ヴァロワ皇からの檄文を袖にするのは横暴にも程があろう。
「それをジャンヌ姉様に頼んでいるのだと思われますよ……」
口をへの字にする。
「向こうに気に入られている以上、これは断れませんな、ダルク殿」
「ちょっ……と、ランス殿。
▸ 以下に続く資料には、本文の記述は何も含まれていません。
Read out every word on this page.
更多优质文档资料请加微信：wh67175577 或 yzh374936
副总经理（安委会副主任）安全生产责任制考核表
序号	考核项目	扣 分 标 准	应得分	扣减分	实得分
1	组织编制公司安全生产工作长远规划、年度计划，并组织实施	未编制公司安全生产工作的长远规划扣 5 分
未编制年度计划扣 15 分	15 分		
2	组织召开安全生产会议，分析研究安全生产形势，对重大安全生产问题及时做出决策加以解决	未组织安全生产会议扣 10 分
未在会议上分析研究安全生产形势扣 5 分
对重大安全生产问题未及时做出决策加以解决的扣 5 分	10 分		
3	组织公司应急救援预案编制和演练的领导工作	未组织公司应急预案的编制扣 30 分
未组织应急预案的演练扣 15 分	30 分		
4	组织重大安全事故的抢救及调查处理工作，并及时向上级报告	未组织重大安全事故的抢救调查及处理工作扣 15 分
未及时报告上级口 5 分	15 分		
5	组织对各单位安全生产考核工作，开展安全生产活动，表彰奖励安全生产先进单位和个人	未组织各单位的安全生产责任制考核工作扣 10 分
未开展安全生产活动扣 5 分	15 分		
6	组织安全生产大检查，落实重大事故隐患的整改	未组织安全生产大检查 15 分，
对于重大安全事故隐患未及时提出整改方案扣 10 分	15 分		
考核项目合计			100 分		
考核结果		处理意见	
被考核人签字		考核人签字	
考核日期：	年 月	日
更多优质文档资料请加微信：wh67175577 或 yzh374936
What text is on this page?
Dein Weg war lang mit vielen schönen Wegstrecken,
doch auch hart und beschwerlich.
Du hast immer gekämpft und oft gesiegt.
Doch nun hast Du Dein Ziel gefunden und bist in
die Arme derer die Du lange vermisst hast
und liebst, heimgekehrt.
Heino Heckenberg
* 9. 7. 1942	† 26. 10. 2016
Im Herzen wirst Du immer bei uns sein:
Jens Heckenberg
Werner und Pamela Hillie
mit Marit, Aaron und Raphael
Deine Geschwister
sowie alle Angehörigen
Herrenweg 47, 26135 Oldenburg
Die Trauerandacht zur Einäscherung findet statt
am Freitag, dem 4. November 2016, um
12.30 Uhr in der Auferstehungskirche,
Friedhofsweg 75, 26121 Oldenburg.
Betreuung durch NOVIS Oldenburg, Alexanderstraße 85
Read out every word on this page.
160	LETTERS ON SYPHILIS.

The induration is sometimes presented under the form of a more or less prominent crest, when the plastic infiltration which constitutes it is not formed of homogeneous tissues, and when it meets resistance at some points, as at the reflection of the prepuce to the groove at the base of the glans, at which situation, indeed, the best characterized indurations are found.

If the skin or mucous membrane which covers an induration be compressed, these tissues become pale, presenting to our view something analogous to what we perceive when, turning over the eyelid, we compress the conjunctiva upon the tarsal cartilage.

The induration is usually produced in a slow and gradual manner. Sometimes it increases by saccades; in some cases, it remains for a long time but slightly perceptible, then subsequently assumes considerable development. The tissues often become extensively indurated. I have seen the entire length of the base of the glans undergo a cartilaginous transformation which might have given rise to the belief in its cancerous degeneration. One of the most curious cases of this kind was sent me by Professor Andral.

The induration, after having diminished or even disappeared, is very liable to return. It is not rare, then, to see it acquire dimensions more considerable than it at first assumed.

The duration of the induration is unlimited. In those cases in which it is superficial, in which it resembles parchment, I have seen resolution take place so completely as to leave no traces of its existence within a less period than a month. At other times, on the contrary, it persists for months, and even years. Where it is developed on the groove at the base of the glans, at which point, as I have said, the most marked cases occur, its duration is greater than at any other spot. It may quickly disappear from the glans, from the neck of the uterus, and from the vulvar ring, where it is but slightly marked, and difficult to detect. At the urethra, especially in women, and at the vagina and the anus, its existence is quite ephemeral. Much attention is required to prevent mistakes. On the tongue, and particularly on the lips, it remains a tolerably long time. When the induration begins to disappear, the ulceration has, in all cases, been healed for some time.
そういう言い方は誤解を招きますので」
更に告げたが、相手は口の端を上げるのみであった。
「……まぁ、変に角は立たないかもねぇ……」
「ぼそりとこいつ……っ」
ある意味で正鵠、と言えるかも知れない。
ヴァロワ皇国とリンダール地方は、妙な形での力関係にはなっているのだ。
上がやり合っている訳でもないのが、また拗れていると言えばその通りでもある。
――同格扱いのジャンヌ・ダルクからなら、良い意味で救援要請になる、か。
ため息一つ。
そして残念ではあるが、リンダールでの実績と言うこれ以上ない借りも存在している。
さしものいけ好かない南方の主とて、これすらをも無下には扱えない。
なにより紀宝の言う通り、これならば、ヴァロワ皇側にも、リギャルド側にも悪い印象は与えないだろう。
二者共に利を得られる訳である。
「アタシだけ損してる……」
突っ伏した頭を両側から撫でられた。
「また頭の痛い課題だ。イブリッド殿、早急に手配の段取りを付けよう。ゴルゴダ平原を主戦場とするなら、ウネリカにはこれまで以上に人と物を送らねば」
「私の方もそちらでの協力になるだろうな。いくらか人も貸し出せるが」
「人員配置は私とヨーリウ殿、クラウディー殿で当たろう」
無視して進む話は、既に佳境へと入りつつある。
「あ、起きた」
「心機一転です。しかし、どうも……意見は通ったと見るべきかなぁ」
「それだけ期待している、と言う事では? 姉様」
眉根を詰めるに留めた。
「はぁ……。あぁ、さっき軽く話したけど。部隊の件。そっちも大変なのは知ってるけど。色々と考えたい事とかあって、出来れば、手伝って欲しいんだけど……。良い?」
「えぇ。それ位でしたら。ジャンヌ姉様のこれからに比べれば何て事ありません」
「ありがと。……これから……?」
首を傾げようとした所へ、クタルナの兄から感情の籠もっていない声が届く。
「それではダルク殿。明日にでもリンダールへの書簡、お願いします」
――おのれ……っ。
口には出さない。
全く容赦の無い一言に対し、賛同する様に頷きが広がっていき、ここに期日が確定した。
だが、現状を鑑みれば納得も半分だ。
先の期限も不明瞭であれば、こちらは迅速に動く他ないのだから。
ともあれ、そんな彼に精一杯の笑みを見せながら、
――後で目に物見せてやる……っ。最も、見せるのは私じゃなくてあんたの異母兄妹だけれどねっ!?
負け惜しみに近い感情を乗せた。